O debate sobre o direito à cidade e à moradia digna tem se constituído como grande incomodo aos sistemas estruturantes da sociedade brasileira, principalmente aos governos conservadores em todo o país. Primeiro porque tratam da observação, análise, transformação e de uma nova noção de espacialização urbana, na terra e no território onde se busca o fim da segregação espacial. Segundo, porque emerge o debate até então invisibilizado pelos espaços urbanos: a marginalização das populações negras, pobres, periféricas e em situação de rua.

De acordo com dados do Instituto de Pesquisa Econômica Aplicada (IPEA), 43% da população negra no país encontra-se abaixo da linha da pobreza e 19% recebe menos que ¼ do salário mínimo.

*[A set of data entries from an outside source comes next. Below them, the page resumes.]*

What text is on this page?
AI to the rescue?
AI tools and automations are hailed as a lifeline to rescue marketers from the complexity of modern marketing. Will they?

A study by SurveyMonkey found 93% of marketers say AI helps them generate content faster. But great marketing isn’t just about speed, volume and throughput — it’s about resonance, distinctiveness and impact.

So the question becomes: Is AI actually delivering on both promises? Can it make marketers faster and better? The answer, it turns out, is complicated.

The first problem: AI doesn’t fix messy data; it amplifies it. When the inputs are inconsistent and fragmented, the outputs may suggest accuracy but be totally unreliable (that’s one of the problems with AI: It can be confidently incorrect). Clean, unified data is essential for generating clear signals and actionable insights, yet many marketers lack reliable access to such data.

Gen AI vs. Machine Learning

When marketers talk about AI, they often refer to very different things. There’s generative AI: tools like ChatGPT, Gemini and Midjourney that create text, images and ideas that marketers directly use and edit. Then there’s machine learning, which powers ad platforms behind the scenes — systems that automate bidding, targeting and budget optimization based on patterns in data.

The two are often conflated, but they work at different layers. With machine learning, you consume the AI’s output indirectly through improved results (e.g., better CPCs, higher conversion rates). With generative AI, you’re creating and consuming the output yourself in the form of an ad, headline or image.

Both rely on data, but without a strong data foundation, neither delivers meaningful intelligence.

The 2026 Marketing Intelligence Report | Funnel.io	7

Não é preciso que se vá muito longe nos espaços da cidade, para perceber que este grupo populacional vive, em sua maioria, em bairros mais distantes e segregados, assentamentos subnormais, favelas e ocupações à margem do centro urbano. Estão longe dos equipamentos estatais que garantem uma qualidade de vida e segurança, das melhores infraestruturas e, por consequência, longe de seus locais de trabalho.

O IPEA também aponta que as mulheres negras ocupam e chefiam o maior percentual de habitações irregulares e assentamentos subnormais no país, ou seja, de moradias localizadas em área de risco, ocupações ou em condições precárias. No ano de 2003, mais de 5% das habitações chefiadas por pessoas negras eram subnormais, enquanto 2,6% dos domicílio chefiados por pessoas brancas estava nessas condições. Dados coletados pelo Ipea em 2009, revelam as pessoas negras chefiam 66% dos assentamentos subnormais[1].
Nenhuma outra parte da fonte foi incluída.